Do lado de fora do auditório, uma extensa e farta mesa oferecia ao longo de seus quatro metros água, suco, refrigerante e outros acepipes aos convivas. Do lado de dentro, o diretor-técnico do Iema Elias Alberto, o secretário estadual de Transportes e Obras Públicas Fábio Damasceno e o representante do consórcio EGP/Engespro, responsável pelo projeto executivo, Mauro Martins Oliveira formavam a mesa da audiência.
 
No máximo 100 cadeiras estavam ocupadas entre as 300 espalhadas pelo salão.
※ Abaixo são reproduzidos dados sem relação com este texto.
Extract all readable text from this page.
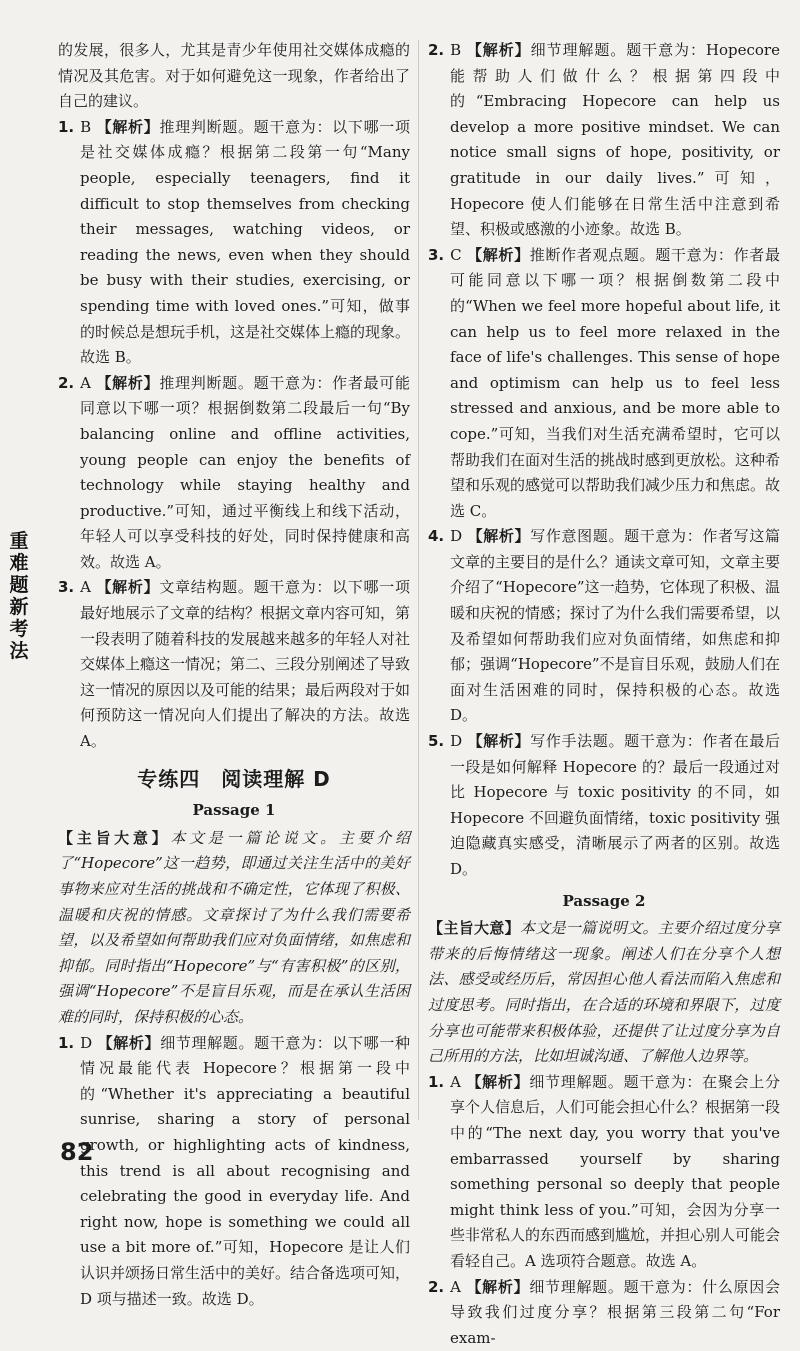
重难题新考法

的发展，很多人，尤其是青少年使用社交媒体成瘾的情况及其危害。对于如何避免这一现象，作者给出了自己的建议。

1. B 【解析】推理判断题。题干意为：以下哪一项是社交媒体成瘾？根据第二段第一句“Many people, especially teenagers, find it difficult to stop themselves from checking their messages, watching videos, or reading the news, even when they should be busy with their studies, exercising, or spending time with loved ones.”可知，做事的时候总是想玩手机，这是社交媒体上瘾的现象。故选 B。

2. A 【解析】推理判断题。题干意为：作者最可能同意以下哪一项？根据倒数第二段最后一句“By balancing online and offline activities, young people can enjoy the benefits of technology while staying healthy and productive.”可知，通过平衡线上和线下活动，年轻人可以享受科技的好处，同时保持健康和高效。故选 A。

3. A 【解析】文章结构题。题干意为：以下哪一项最好地展示了文章的结构？根据文章内容可知，第一段表明了随着科技的发展越来越多的年轻人对社交媒体上瘾这一情况；第二、三段分别阐述了导致这一情况的原因以及可能的结果；最后两段对于如何预防这一情况向人们提出了解决的方法。故选 A。

专练四　阅读理解 D
Passage 1

【主旨大意】本文是一篇论说文。主要介绍了“Hopecore”这一趋势，即通过关注生活中的美好事物来应对生活的挑战和不确定性，它体现了积极、温暖和庆祝的情感。文章探讨了为什么我们需要希望，以及希望如何帮助我们应对负面情绪，如焦虑和抑郁。同时指出“Hopecore”与“有害积极”的区别，强调“Hopecore”不是盲目乐观，而是在承认生活困难的同时，保持积极的心态。

1. D 【解析】细节理解题。题干意为：以下哪一种情况最能代表 Hopecore？根据第一段中的“Whether it's appreciating a beautiful sunrise, sharing a story of personal growth, or highlighting acts of kindness, this trend is all about recognising and celebrating the good in everyday life. And right now, hope is something we could all use a bit more of.”可知，Hopecore 是让人们认识并颂扬日常生活中的美好。结合备选项可知，D 项与描述一致。故选 D。

2. B 【解析】细节理解题。题干意为：Hopecore 能帮助人们做什么？根据第四段中的“Embracing Hopecore can help us develop a more positive mindset. We can notice small signs of hope, positivity, or gratitude in our daily lives.”可知，Hopecore 使人们能够在日常生活中注意到希望、积极或感激的小迹象。故选 B。

3. C 【解析】推断作者观点题。题干意为：作者最可能同意以下哪一项？根据倒数第二段中的“When we feel more hopeful about life, it can help us to feel more relaxed in the face of life's challenges. This sense of hope and optimism can help us to feel less stressed and anxious, and be more able to cope.”可知，当我们对生活充满希望时，它可以帮助我们在面对生活的挑战时感到更放松。这种希望和乐观的感觉可以帮助我们减少压力和焦虑。故选 C。

4. D 【解析】写作意图题。题干意为：作者写这篇文章的主要目的是什么？通读文章可知，文章主要介绍了“Hopecore”这一趋势，它体现了积极、温暖和庆祝的情感；探讨了为什么我们需要希望，以及希望如何帮助我们应对负面情绪，如焦虑和抑郁；强调“Hopecore”不是盲目乐观，鼓励人们在面对生活困难的同时，保持积极的心态。故选 D。

5. D 【解析】写作手法题。题干意为：作者在最后一段是如何解释 Hopecore 的？最后一段通过对比 Hopecore 与 toxic positivity 的不同，如 Hopecore 不回避负面情绪，toxic positivity 强迫隐藏真实感受，清晰展示了两者的区别。故选 D。

Passage 2

【主旨大意】本文是一篇说明文。主要介绍过度分享带来的后悔情绪这一现象。阐述人们在分享个人想法、感受或经历后，常因担心他人看法而陷入焦虑和过度思考。同时指出，在合适的环境和界限下，过度分享也可能带来积极体验，还提供了让过度分享为自己所用的方法，比如坦诚沟通、了解他人边界等。

1. A 【解析】细节理解题。题干意为：在聚会上分享个人信息后，人们可能会担心什么？根据第一段中的“The next day, you worry that you've embarrassed yourself by sharing something personal so deeply that people might think less of you.”可知，会因为分享一些非常私人的东西而感到尴尬，并担心别人可能会看轻自己。A 选项符合题意。故选 A。

2. A 【解析】细节理解题。题干意为：什么原因会导致我们过度分享？根据第三段第二句“For exam-

82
A pouco metros dali, a Rodoviária de Vitória fervilhava; carros, ônibus e táxis deslizavam freneticamente pela Segunda Ponte e avenidas naquele início de feriado prolongado. 
 
Foi mais uma aula que o governo deu de como esterilizar um debate público . E ainda mais para apresentar e debater uma obra colossal e de enorme impacto social, físico e ambiental como a Quarta Ponte – ainda que a audiência tenha tido o estrito foco ambiental.
 
O representante do consórcio EGP/Engespro iniciou os trabalhos. Como tem sido praxe em debates públicos sobre temas controversos, a autoridade substitui seus argumentos por uma peça publicitária. Mauro Martins apresentou um vídeo bem acabado, de boa edição, ágil montagem, etc… 
 
O produto começava com o repisado discurso do progresso, do desenvolvimento: “O Estado do ES está vivendo um intenso desenvolvimento econômico e social…”, e por ele foi. Pouco depois ele apresentou o quadro sombrio do inchaço populacional e, consequência, da frota veicular, para concluir que, notem a hierarquia, tal quadro traz “prejuízo para os negócios e para a qualidade de vida”. Os negócios, sempre eles. 
 
Entre outros elementos, Martins apresentou uma série de gráficos e números, um dos quais merece atenção: segundo projeção da consultoria, em 2023 a Quarta Ponte reduzirá em 20% a demanda pelas Segunda e Terceira pontes, segundo uma taxa de crescimento da frota de 3% ao ano.
 
Enquanto Martins explanava, um aluno da Escola Municipal de Ensino Fundamental Alvimar Silva, em Santo Antônio, percorria o auditório com um cartaz: “Meu bairro não merece ser estuprado”. Santo Antônio será imediatamente afetado pela ponte e suas intervenções. Junho de 2013 ecoou no Tancredão: um grupo de alunos da escola espalharam cartazes pelo auditório pedindo menos carros, menos poluição e mais ciclovias. 
 
A redução de 20% é inexpressiva quando lembramos que urbanistas sempre projetam o prazo de validade de um empreendimento para, no mínimo, meio século: “Que cidade queremos daqui a cinquenta anos”?, É a questão-chave. 
 
Atendo-se apenas a Vitória, Cariacica e Vila Velha, os três municípios diretamente envolvidos pela Quarta Ponte, em junho de 2001 a região somava 210.688 mil veículos, segundo o Departamento Nacional de Trânsito (Denatran). Dez anos depois, em setembro de 2013, o número saltaria para 499.380 mil veículos. Não parece razoável escoar R$ 700 milhões, o custo da Quarta Ponte, por uma taxa específica de 20% em 10 anos. 
 
De outra forma: qual o prazo de validade da Quarta Ponte? 
 
Mauro Martins de lugar à explanação de Marcos Lopes, da CTA-Serviços em Meio Ambiente, empresa responsável pela consultoria ambiental do empreendimento. Lopes apresentou a implantação da ponte e impactos decorrente em pontos negativos e positivos.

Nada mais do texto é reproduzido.